Asked whether further fall election changes would be considered Monday, Republican Rep. David Lewis of Harnett County, the House elections co-chairman, texted Friday that no one requested changes but “I’d be receptive to reviewing them.”
In addition to state efforts to find displaced voters, local groups on the ground are also trying to locate people no longer living at home. Michael Schachter, a retired community college math teacher who now works with get-out-the-vote efforts in New Bern through the Craven GOTV Coalition, said the group doesn’t even have enough people to go door-to-door to register people to vote because so many volunteers suffered damage in Hurricane Florence. Instead, volunteers registered voters at places where people gather, such as the library and box stores, he said.
“Once a person leaves their house, it’s hard to find them,” he said. “Maybe some of their neighbors know where they are, but that’s not always true.”

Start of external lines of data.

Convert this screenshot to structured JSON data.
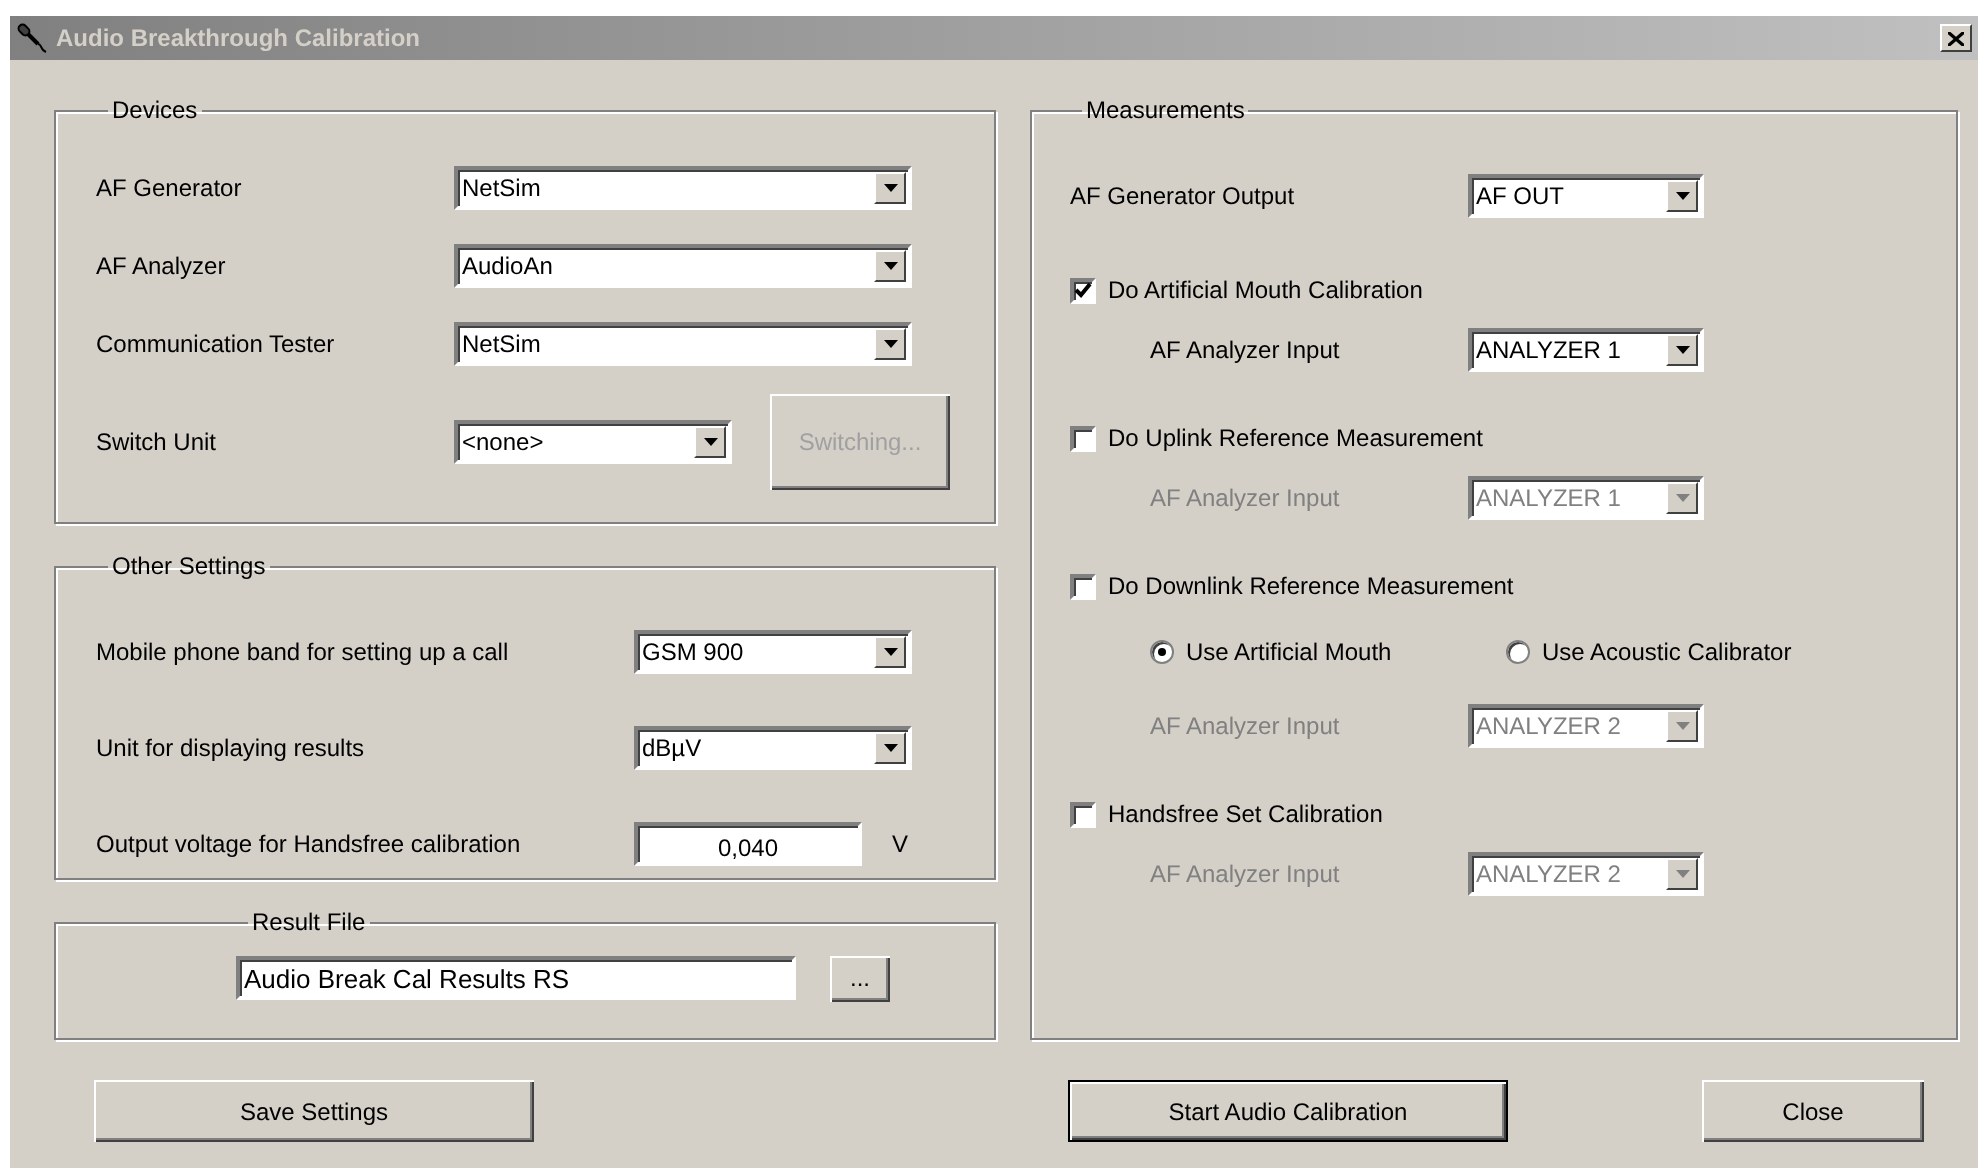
{
  "window": {
    "title": "Audio Breakthrough Calibration"
  },
  "devices": {
    "title": "Devices",
    "rows": [
      {
        "label": "AF Generator",
        "value": "NetSim"
      },
      {
        "label": "AF Analyzer",
        "value": "AudioAn"
      },
      {
        "label": "Communication Tester",
        "value": "NetSim"
      },
      {
        "label": "Switch Unit",
        "value": "<none>",
        "button": {
          "label": "Switching...",
          "disabled": true
        }
      }
    ]
  },
  "other_settings": {
    "title": "Other Settings",
    "rows": [
      {
        "kind": "dropdown",
        "label": "Mobile phone band for setting up a call",
        "value": "GSM 900"
      },
      {
        "kind": "dropdown",
        "label": "Unit for displaying results",
        "value": "dBµV"
      },
      {
        "kind": "number",
        "label": "Output voltage for Handsfree calibration",
        "value": "0,040",
        "unit": "V"
      }
    ]
  },
  "result_file": {
    "title": "Result File",
    "value": "Audio Break Cal Results RS",
    "browse": "..."
  },
  "measurements": {
    "title": "Measurements",
    "generator_output": {
      "label": "AF Generator Output",
      "value": "AF OUT"
    },
    "sections": [
      {
        "label": "Do Artificial Mouth Calibration",
        "checked": true,
        "input": {
          "label": "AF Analyzer Input",
          "value": "ANALYZER 1",
          "disabled": false
        }
      },
      {
        "label": "Do Uplink Reference Measurement",
        "checked": false,
        "input": {
          "label": "AF Analyzer Input",
          "value": "ANALYZER 1",
          "disabled": true
        }
      },
      {
        "label": "Do Downlink Reference Measurement",
        "checked": false,
        "radios": [
          {
            "label": "Use Artificial Mouth",
            "selected": true
          },
          {
            "label": "Use Acoustic Calibrator",
            "selected": false
          }
        ],
        "input": {
          "label": "AF Analyzer Input",
          "value": "ANALYZER 2",
          "disabled": true
        }
      },
      {
        "label": "Handsfree Set Calibration",
        "checked": false,
        "input": {
          "label": "AF Analyzer Input",
          "value": "ANALYZER 2",
          "disabled": true
        }
      }
    ]
  },
  "buttons": [
    {
      "label": "Save Settings",
      "default": false
    },
    {
      "label": "Start Audio Calibration",
      "default": true
    },
    {
      "label": "Close",
      "default": false
    }
  ]
}
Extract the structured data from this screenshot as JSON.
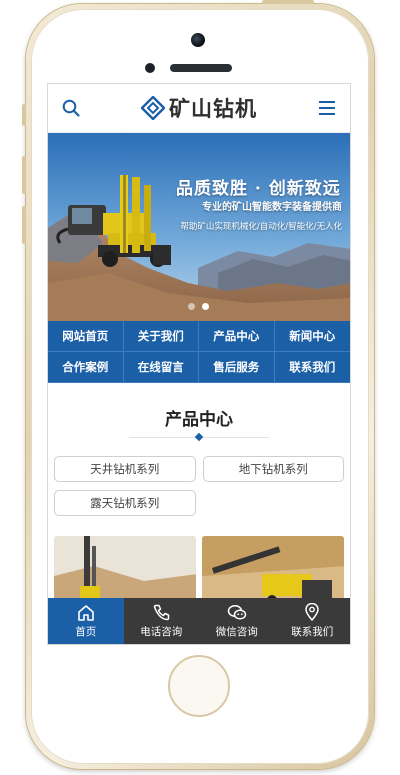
{
  "header": {
    "logo_text": "矿山钻机",
    "search_icon": "search-icon",
    "menu_icon": "hamburger-menu-icon"
  },
  "banner": {
    "tagline": "品质致胜 · 创新致远",
    "subtitle": "专业的矿山智能数字装备提供商",
    "description": "帮助矿山实现机械化/自动化/智能化/无人化",
    "slide_count": 2,
    "active_slide": 1
  },
  "nav": {
    "items": [
      "网站首页",
      "关于我们",
      "产品中心",
      "新闻中心",
      "合作案例",
      "在线留言",
      "售后服务",
      "联系我们"
    ]
  },
  "products_section": {
    "title": "产品中心",
    "categories": [
      "天井钻机系列",
      "地下钻机系列",
      "露天钻机系列"
    ]
  },
  "bottom_bar": {
    "tabs": [
      {
        "label": "首页",
        "icon": "home-icon",
        "active": true
      },
      {
        "label": "电话咨询",
        "icon": "phone-icon",
        "active": false
      },
      {
        "label": "微信咨询",
        "icon": "wechat-icon",
        "active": false
      },
      {
        "label": "联系我们",
        "icon": "location-pin-icon",
        "active": false
      }
    ]
  },
  "colors": {
    "primary_blue": "#1b5fa7",
    "bottom_bar_bg": "#3a3a3a",
    "phone_frame": "#e2d3b2"
  }
}
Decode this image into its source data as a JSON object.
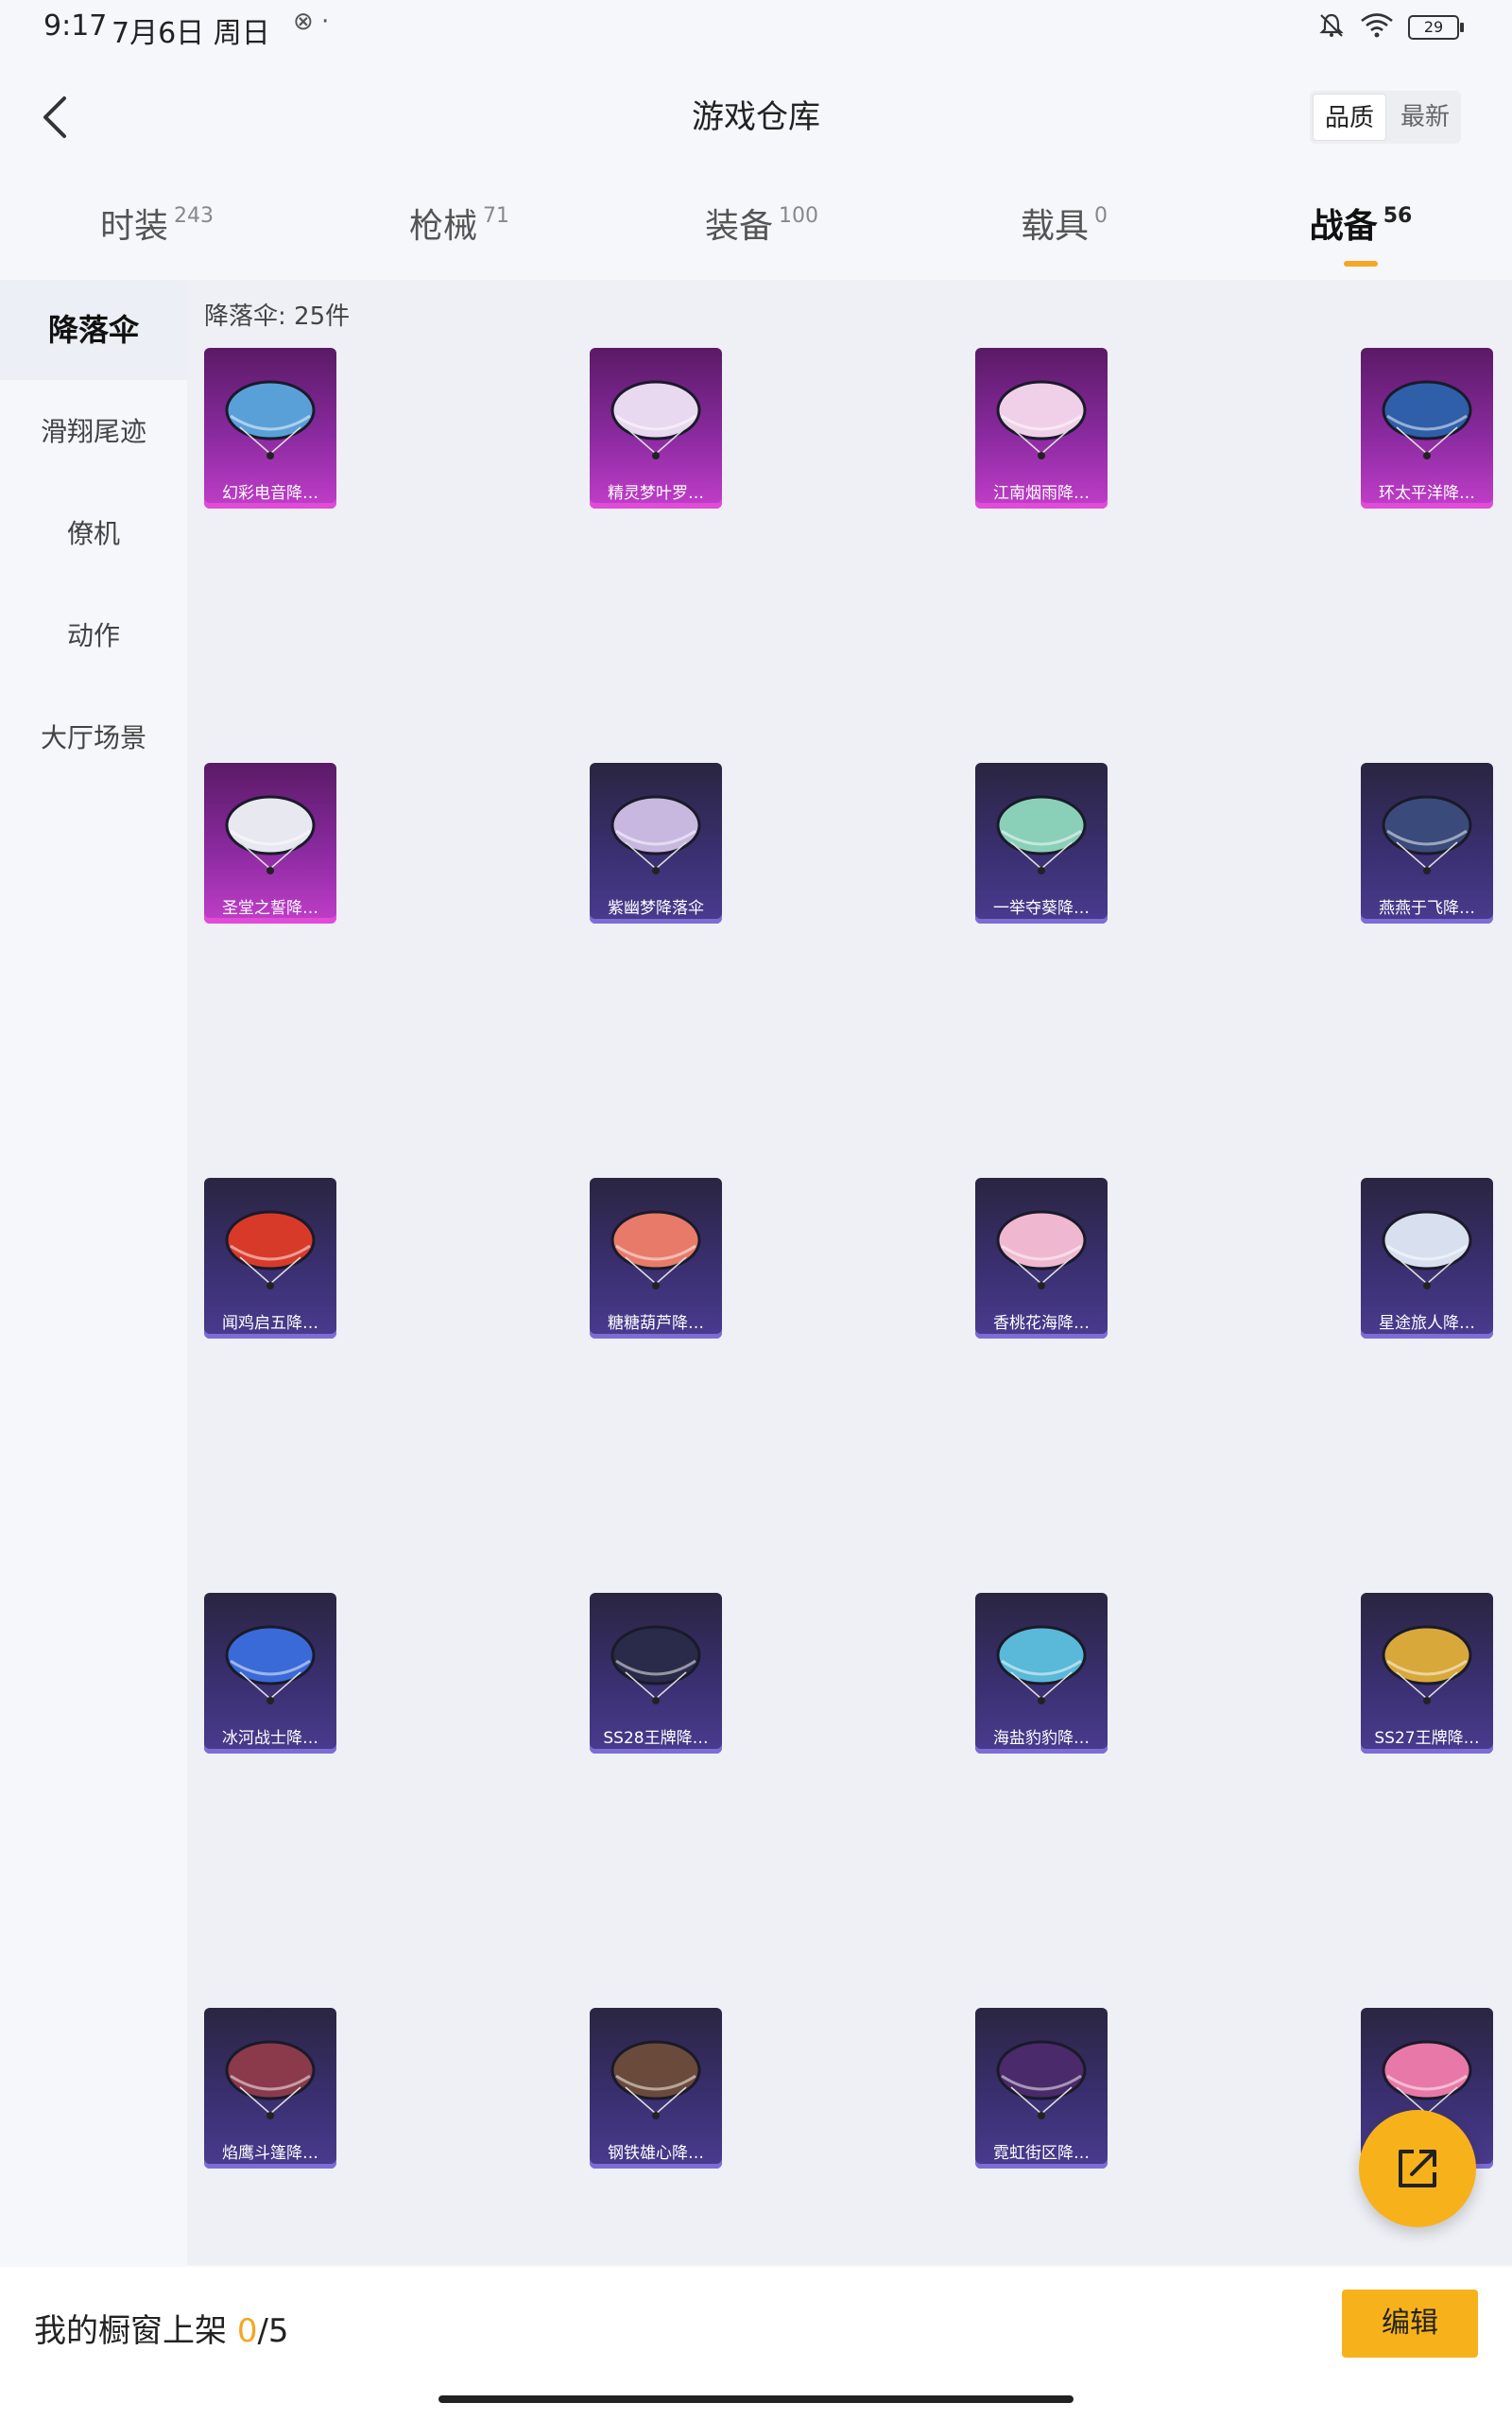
{
  "status": {
    "time": "9:17",
    "date": "7月6日 周日",
    "dots": "⊗ ·",
    "battery": "29"
  },
  "header": {
    "title": "游戏仓库",
    "sort_quality": "品质",
    "sort_latest": "最新"
  },
  "tabs": [
    {
      "label": "时装",
      "count": "243"
    },
    {
      "label": "枪械",
      "count": "71"
    },
    {
      "label": "装备",
      "count": "100"
    },
    {
      "label": "载具",
      "count": "0"
    },
    {
      "label": "战备",
      "count": "56"
    }
  ],
  "sidebar": {
    "items": [
      {
        "label": "降落伞"
      },
      {
        "label": "滑翔尾迹"
      },
      {
        "label": "僚机"
      },
      {
        "label": "动作"
      },
      {
        "label": "大厅场景"
      }
    ]
  },
  "main": {
    "count_label": "降落伞: 25件",
    "items": [
      {
        "name": "幻彩电音降…",
        "rarity": "purple",
        "canopy": "#5aa0d8"
      },
      {
        "name": "精灵梦叶罗…",
        "rarity": "purple",
        "canopy": "#e8d8f0"
      },
      {
        "name": "江南烟雨降…",
        "rarity": "purple",
        "canopy": "#f0d0e8"
      },
      {
        "name": "环太平洋降…",
        "rarity": "purple",
        "canopy": "#2e5fa8"
      },
      {
        "name": "圣堂之誓降…",
        "rarity": "purple",
        "canopy": "#e8e8f0"
      },
      {
        "name": "紫幽梦降落伞",
        "rarity": "blue",
        "canopy": "#c8b8e0"
      },
      {
        "name": "一举夺葵降…",
        "rarity": "blue",
        "canopy": "#8ad0b8"
      },
      {
        "name": "燕燕于飞降…",
        "rarity": "blue",
        "canopy": "#3a4a7a"
      },
      {
        "name": "闻鸡启五降…",
        "rarity": "blue",
        "canopy": "#d83a2a"
      },
      {
        "name": "糖糖葫芦降…",
        "rarity": "blue",
        "canopy": "#e87a6a"
      },
      {
        "name": "香桃花海降…",
        "rarity": "blue",
        "canopy": "#f0b8d0"
      },
      {
        "name": "星途旅人降…",
        "rarity": "blue",
        "canopy": "#d8e0f0"
      },
      {
        "name": "冰河战士降…",
        "rarity": "blue",
        "canopy": "#3a6ad8"
      },
      {
        "name": "SS28王牌降…",
        "rarity": "blue",
        "canopy": "#2a2a4a"
      },
      {
        "name": "海盐豹豹降…",
        "rarity": "blue",
        "canopy": "#5ab8d8"
      },
      {
        "name": "SS27王牌降…",
        "rarity": "blue",
        "canopy": "#d8a83a"
      },
      {
        "name": "焰鹰斗篷降…",
        "rarity": "blue",
        "canopy": "#8a3a4a"
      },
      {
        "name": "钢铁雄心降…",
        "rarity": "blue",
        "canopy": "#6a4a3a"
      },
      {
        "name": "霓虹街区降…",
        "rarity": "blue",
        "canopy": "#4a2a6a"
      },
      {
        "name": "",
        "rarity": "blue",
        "canopy": "#e878a8"
      }
    ]
  },
  "bottom": {
    "shelf_prefix": "我的橱窗上架 ",
    "shelf_num": "0",
    "shelf_total": "/5",
    "edit_label": "编辑"
  },
  "colors": {
    "accent": "#f7b11b",
    "purple_rarity": "#c13ec9",
    "blue_rarity": "#4a3b8f"
  },
  "icons": [
    "back-chevron-icon",
    "bell-off-icon",
    "wifi-icon",
    "battery-icon",
    "share-external-icon"
  ]
}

Coalition volunteers next plan to place signs in with an 800-number in neighborhoods so people can call to get rides to sites for early voting, which begins Wednesday.
If Florence affects voting as Matthew did, then one could expect little difference in turnout among registered voters between those in Florence counties and those elsewhere, according to an analysis by Michael Bitzer, a Catawba College political science professor who analyzes voting data.
Compared to the statewide turnout rate of registered voters at 68 percent, the Matthew-designated counties, as a group, had a 67 percent turnout rate. By race, 63 percent of registered black voters in Matthew counties cast a ballot, compared to 64 percent in non-Matthew counties.
While the hurricane could be the difference, the lower African-American turnout also could be attributed to not having a black presidential candidate running for president, Bitzer notes on his website, Old North State Politics .
“Even with the damage that Matthew caused in a significant portion of the state, people were willing to vote,” he said, but more waited until Election Day in Matthew-designated counties (34 percent) than in other counties (32 percent).
“They may have decided, ‘I’m trying to clean up. I’m not going to worry about early voting, but I am going to vote on Election Day,'” he said.